I have always thought the 62 should go west from Fremont rather than south to downtown, and downtown-Fremont-somewhere should be another route. That’s the most logical place to split it, disrupting the least number of one-seat rides and recognizing the different rideship levels on both halves. From the perspective of NE 65th, Roosevelt Station is important, Greenlake is important, Magnuson Park is a bit less important but still significant, and Fremont is a bit less important but still significant. Dexter and downtown are at the bottom of importance. From the perspective of Fremont, Dexter and downtown are important, Greenlake is a wonderful new crosstown connection, as is Roosevelt, but the benefits diminish east of 15th.
Re the Magnuson Park routing problem, I have no idea. The 30 was routed into the park several years ago but nobody got on or off it there and it added a 10-minute overhead to go in and back out. But the park is precisely where buses *don’t* want to be when there’s an event there, because that’s what’s sabotaging the 62’s normal routing, all those cars creating traffic and necessitating the odd evening/weekend route attempts.

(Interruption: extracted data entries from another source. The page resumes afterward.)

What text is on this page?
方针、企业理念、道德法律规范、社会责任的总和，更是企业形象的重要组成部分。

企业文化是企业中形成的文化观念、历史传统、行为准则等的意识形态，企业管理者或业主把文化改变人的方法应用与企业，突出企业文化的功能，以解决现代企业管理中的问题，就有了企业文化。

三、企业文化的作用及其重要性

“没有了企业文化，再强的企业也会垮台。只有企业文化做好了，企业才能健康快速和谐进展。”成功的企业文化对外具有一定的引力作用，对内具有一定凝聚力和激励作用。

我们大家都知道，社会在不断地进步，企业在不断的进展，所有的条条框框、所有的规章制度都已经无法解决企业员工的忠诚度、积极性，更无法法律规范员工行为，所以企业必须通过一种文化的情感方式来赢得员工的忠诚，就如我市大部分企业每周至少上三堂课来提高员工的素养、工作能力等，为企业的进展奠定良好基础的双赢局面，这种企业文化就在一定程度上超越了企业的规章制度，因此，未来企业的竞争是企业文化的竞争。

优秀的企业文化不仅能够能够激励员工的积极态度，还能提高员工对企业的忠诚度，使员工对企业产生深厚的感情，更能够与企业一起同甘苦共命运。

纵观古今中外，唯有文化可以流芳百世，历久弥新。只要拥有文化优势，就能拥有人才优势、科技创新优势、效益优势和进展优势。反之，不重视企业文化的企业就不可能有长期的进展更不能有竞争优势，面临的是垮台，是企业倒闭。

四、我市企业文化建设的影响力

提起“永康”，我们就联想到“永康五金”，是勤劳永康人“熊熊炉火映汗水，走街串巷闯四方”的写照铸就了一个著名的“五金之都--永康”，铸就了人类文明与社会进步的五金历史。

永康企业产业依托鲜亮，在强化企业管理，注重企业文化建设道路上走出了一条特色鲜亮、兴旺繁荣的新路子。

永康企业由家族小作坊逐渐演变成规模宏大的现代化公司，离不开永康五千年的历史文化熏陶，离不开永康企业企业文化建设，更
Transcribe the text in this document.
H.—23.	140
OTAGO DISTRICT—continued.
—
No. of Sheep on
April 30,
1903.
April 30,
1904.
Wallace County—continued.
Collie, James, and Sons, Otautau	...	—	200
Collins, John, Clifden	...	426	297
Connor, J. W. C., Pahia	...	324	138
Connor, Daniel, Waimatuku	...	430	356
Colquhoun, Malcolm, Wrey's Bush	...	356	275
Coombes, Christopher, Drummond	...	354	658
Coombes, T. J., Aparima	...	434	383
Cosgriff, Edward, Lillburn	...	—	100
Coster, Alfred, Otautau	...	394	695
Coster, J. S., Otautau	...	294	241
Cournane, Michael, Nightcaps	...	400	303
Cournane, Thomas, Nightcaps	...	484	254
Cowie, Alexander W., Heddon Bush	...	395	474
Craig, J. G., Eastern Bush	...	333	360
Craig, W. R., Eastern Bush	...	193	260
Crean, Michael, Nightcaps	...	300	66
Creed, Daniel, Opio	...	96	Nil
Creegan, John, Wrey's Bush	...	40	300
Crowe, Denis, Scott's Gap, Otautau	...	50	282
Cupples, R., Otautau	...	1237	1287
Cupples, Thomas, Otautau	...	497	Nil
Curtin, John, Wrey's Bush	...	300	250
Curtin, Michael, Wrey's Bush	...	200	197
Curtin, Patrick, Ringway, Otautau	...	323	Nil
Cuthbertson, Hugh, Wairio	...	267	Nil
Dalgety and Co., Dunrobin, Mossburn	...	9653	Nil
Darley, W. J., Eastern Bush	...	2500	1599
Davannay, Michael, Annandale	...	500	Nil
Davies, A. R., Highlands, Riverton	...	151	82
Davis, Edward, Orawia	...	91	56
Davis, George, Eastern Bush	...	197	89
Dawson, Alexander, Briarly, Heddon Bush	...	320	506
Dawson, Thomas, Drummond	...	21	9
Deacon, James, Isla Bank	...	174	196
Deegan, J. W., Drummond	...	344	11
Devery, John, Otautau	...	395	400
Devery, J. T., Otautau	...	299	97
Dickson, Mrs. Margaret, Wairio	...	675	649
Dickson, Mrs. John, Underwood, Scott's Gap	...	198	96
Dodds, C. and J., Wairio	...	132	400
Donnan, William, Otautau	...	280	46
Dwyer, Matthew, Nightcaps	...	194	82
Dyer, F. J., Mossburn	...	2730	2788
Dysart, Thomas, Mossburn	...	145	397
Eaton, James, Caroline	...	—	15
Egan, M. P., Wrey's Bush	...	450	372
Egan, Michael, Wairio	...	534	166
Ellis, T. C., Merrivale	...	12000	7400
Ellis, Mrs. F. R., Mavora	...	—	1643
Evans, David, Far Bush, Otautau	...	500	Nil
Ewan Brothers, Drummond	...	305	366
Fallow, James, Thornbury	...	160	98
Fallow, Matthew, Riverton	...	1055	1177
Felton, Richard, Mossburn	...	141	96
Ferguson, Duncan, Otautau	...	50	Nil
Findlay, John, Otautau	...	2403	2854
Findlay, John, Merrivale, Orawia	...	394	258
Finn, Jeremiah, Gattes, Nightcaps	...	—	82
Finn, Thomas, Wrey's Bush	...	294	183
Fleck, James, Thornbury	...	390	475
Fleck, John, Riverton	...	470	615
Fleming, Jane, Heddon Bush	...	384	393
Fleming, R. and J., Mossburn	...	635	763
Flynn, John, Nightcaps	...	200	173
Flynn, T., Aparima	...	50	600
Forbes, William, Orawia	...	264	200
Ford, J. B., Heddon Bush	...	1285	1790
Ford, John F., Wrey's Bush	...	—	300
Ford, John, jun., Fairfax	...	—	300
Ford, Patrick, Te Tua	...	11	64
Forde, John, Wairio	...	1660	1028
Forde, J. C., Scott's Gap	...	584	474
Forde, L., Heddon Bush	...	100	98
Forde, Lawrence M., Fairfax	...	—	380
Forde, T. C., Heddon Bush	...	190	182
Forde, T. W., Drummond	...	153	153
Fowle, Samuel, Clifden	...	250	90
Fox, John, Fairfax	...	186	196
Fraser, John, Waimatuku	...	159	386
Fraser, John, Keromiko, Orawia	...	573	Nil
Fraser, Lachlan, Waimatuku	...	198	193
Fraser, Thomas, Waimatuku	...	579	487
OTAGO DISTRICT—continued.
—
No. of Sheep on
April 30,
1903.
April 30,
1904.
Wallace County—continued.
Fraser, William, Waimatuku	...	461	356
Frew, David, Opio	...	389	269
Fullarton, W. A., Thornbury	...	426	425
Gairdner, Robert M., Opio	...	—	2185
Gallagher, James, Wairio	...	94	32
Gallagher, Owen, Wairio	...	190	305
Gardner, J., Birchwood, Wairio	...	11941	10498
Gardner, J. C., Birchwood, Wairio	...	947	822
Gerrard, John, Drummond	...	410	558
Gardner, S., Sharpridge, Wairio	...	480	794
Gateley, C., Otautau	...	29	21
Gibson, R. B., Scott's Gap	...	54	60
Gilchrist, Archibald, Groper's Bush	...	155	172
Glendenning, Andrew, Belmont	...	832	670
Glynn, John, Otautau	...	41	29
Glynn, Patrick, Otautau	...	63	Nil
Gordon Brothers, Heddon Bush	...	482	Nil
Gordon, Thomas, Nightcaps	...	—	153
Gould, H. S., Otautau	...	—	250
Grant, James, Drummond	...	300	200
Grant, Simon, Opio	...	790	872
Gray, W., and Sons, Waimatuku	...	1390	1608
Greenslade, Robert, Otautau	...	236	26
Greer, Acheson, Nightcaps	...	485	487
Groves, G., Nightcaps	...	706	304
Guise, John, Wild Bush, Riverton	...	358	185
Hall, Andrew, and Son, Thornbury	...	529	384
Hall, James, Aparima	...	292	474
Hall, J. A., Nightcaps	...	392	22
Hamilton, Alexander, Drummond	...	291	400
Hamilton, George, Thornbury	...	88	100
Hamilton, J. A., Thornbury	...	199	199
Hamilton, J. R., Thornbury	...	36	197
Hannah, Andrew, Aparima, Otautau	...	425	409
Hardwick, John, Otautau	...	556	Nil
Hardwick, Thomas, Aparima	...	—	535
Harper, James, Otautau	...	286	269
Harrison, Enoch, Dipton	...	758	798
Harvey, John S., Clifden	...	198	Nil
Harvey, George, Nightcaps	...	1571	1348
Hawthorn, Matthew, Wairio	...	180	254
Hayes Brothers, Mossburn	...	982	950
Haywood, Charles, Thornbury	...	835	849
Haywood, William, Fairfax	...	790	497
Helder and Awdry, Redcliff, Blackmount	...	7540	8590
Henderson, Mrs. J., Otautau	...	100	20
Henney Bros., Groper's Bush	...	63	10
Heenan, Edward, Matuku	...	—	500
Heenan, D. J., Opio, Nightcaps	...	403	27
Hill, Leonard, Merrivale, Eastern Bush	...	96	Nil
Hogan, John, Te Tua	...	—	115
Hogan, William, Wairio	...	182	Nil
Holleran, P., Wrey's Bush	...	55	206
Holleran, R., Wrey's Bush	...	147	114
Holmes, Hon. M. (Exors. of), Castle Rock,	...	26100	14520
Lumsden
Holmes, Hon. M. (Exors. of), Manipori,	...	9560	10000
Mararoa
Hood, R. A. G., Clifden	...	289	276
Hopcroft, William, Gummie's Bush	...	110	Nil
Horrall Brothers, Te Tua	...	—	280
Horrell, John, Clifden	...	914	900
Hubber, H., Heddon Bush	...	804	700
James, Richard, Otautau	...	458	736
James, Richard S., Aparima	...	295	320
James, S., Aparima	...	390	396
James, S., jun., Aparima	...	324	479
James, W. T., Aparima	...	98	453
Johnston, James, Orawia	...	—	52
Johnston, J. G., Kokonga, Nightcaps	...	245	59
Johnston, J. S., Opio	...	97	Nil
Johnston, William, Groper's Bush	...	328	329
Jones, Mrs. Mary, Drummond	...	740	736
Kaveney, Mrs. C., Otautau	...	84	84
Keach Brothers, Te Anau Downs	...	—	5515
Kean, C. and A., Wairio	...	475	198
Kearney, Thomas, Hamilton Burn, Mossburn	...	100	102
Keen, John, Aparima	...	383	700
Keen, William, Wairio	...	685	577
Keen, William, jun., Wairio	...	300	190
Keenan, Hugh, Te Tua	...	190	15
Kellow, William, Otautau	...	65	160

A 62 subway, meh. Let’s get the 45th line underway first and think more about the 62’s alignment.
This is great! Thank you for your insight.
To be frank, I think NE seattle service is pretty lacking once you hear norther and easter of UW, but I also get that it’s really dense enough to warrant better service. Makes me annoyed that this is the case >.>
>Straightening out Tangletown is already in Metro’s LRP: the 2025 plan has Meridian-55th-Latona-65th
Wouldn’t this bypass the built up area of East Green Lake?